The day i came into the course was 27 Apr.. and now its almost 1 mth since im in the course. So..time really flies!! Still got another 2-3 more wks before i can finally pass out (hopefully!).. as its not easy.. then RTU to Gedong again!!

Well.. so how's the 4th week of driving.. let me conclude it here..

Basically, i went to retake my Public Rd Assessment again (as i said i failed on sat) on monday.. guess wad? I failed!! :(.. nvm, retake again on Tues.. still failed!! :((.. Wed.. my FOURTH attempt.. lol.. this time finally PASSED!! Whewwww.. only left me and 1 more guy haven passed up till the 4th attempt.. so yeah both of us finally passed! But its not a gd feeling to fail 3 times consecutively of course..

Another test which i failed 3 times is my HSP test!! Arghhh!!! First and second time failed cos i wasnt very ready n tester was a tough one.. The 3rd was supposedly an easy one.. but i did a careless mistake and the 1st 2 boards he gave me was sth which i nv do before.. so.. POOM!! Failed again :(((.. Most ppl already passed by now, but i still haven.. rly feel very down n demoralised... Arghhh.. when can i pass my HSP!!!!??? Another bad thing is, when i tell my theory instructor abt my score, he wasn't shocked. He already expected me to fail, cos he said i nv practice much at all.. yes but at least i did practise only he din see.. but den he kinda not happy with me lidat.. its like i deserve to fail.. he also wun lend me a hand.. i think i just have to rely on myself to pass HSP le.. :(

OKKK.. enough abt the course curriculum... so far i haven talk much abt the inner stuffs.. so yeah..

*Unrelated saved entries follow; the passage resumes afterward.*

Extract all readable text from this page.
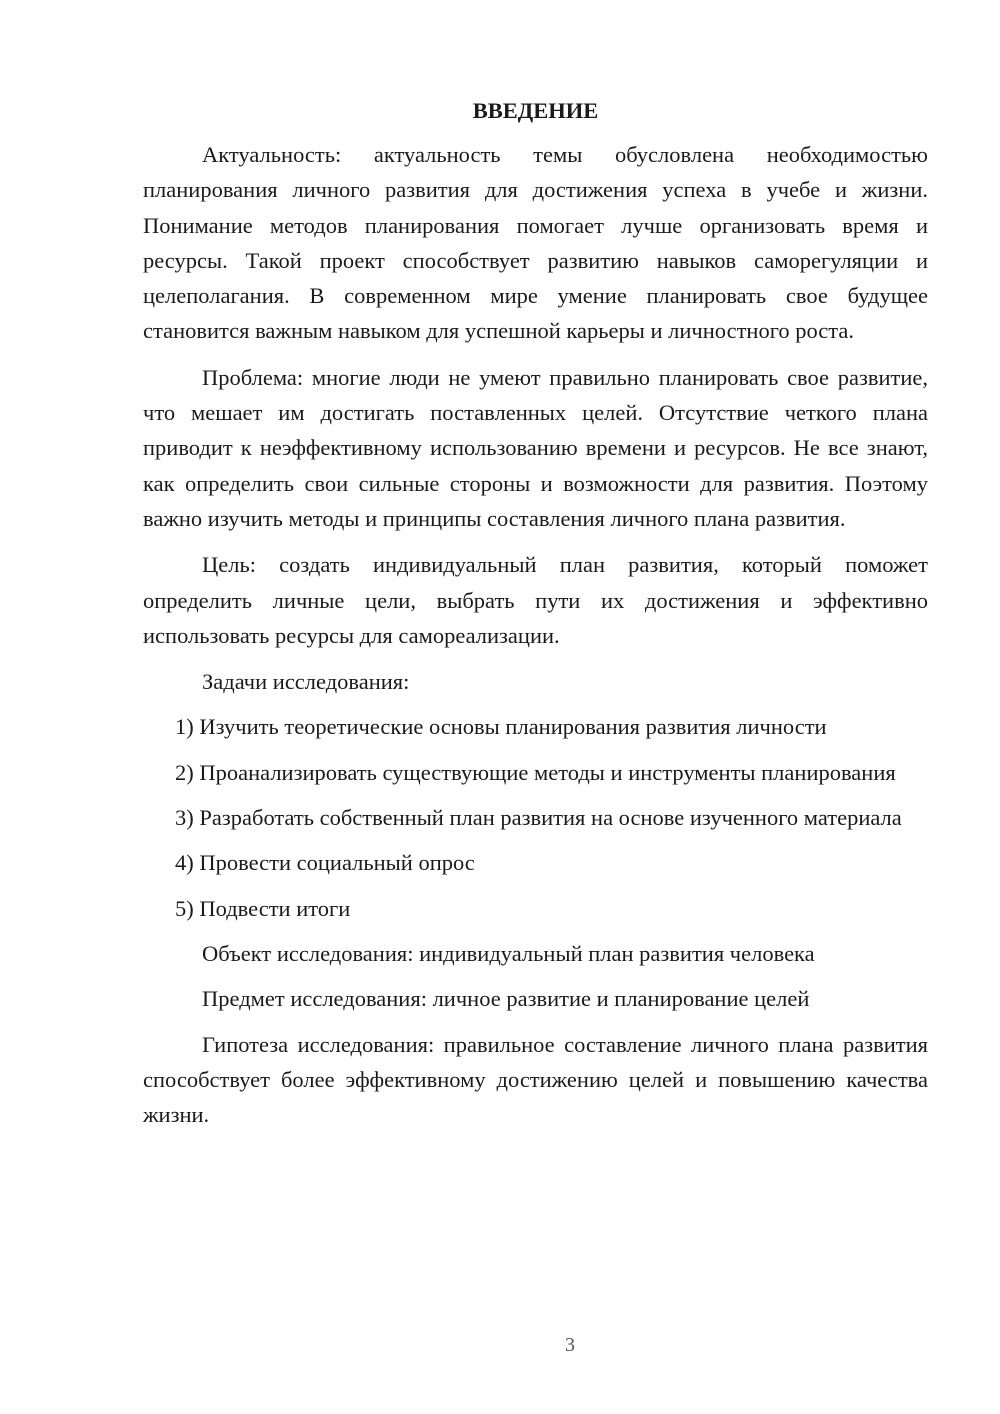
ВВЕДЕНИЕ

Актуальность: актуальность темы обусловлена необходимостью планирования личного развития для достижения успеха в учебе и жизни. Понимание методов планирования помогает лучше организовать время и ресурсы. Такой проект способствует развитию навыков саморегуляции и целеполагания. В современном мире умение планировать свое будущее становится важным навыком для успешной карьеры и личностного роста.

Проблема: многие люди не умеют правильно планировать свое развитие, что мешает им достигать поставленных целей. Отсутствие четкого плана приводит к неэффективному использованию времени и ресурсов. Не все знают, как определить свои сильные стороны и возможности для развития. Поэтому важно изучить методы и принципы составления личного плана развития.

Цель: создать индивидуальный план развития, который поможет определить личные цели, выбрать пути их достижения и эффективно использовать ресурсы для самореализации.

Задачи исследования:

1) Изучить теоретические основы планирования развития личности

2) Проанализировать существующие методы и инструменты планирования

3) Разработать собственный план развития на основе изученного материала

4) Провести социальный опрос

5) Подвести итоги

Объект исследования: индивидуальный план развития человека

Предмет исследования: личное развитие и планирование целей

Гипотеза исследования: правильное составление личного плана развития способствует более эффективному достижению целей и повышению качества жизни.

3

Well, generally my bunk mates are still quite friendly n nice, except for a minority.. And also becos of my slow n blur~ many tends to see me in a negative way. :( Gossips and rumours also spread very fast like fire... some mistakes i did wrong during driving was also kena spread throughout the whole bunk n group.. make me so malu lor!! But nvm, i just let it go..

Within the course, there are still some nice ppl whom i mix ard with but still not too close to them yet..

So all in all, u can still say im a loner... perhaps i jus dun hav the ability to socialise well with ppl and get to noe them in greater depth..

Oyes, back to course curriculum... after i passed my Public assessment.. i then began to drive a 3 TONNER!! That's way bigger n harder than the landrover i was driving previously.. but well, im still learning now.. so can't say much, but actually i think its rather easy n better to drive than landrover.. hmm.. tats wad i feel.

Thats abt all.... still feeling upset abt my failing HSP... damn!!!

I dunno wad i shud do if i rly fail my HSP the 4th time... ooc?? rly dunno... but then return to gedong with nth is like so paiseh also.. i wanna return with a license at least!! Hmm.. kinda missed my gedong days... shiong but stay-out..

But this environment im in now is not totally bad... slack but stressed.. and stay-in.. haha so contradicting.. this is more on MENTAL stress.. gedong is PHYSICAL stress... both are different kinds of STRESS.. k la.. yeah, but driving rly damn stressed lor.. not easy sia.. esp need to change up/down gears while travelling on the roads.. paying attention to ur surroundings.. its rly like MULTI-TASKING!!! U do so many things in one go... so driving is rly not easy...

K bah, shud end here liao...

Oya, got a new mp3 which i bought at SLS last wk.. but damn i din charge full batt..so only very little batt left and pooom.. batt flat... :( k la, now go charge it and slp le.. bbz!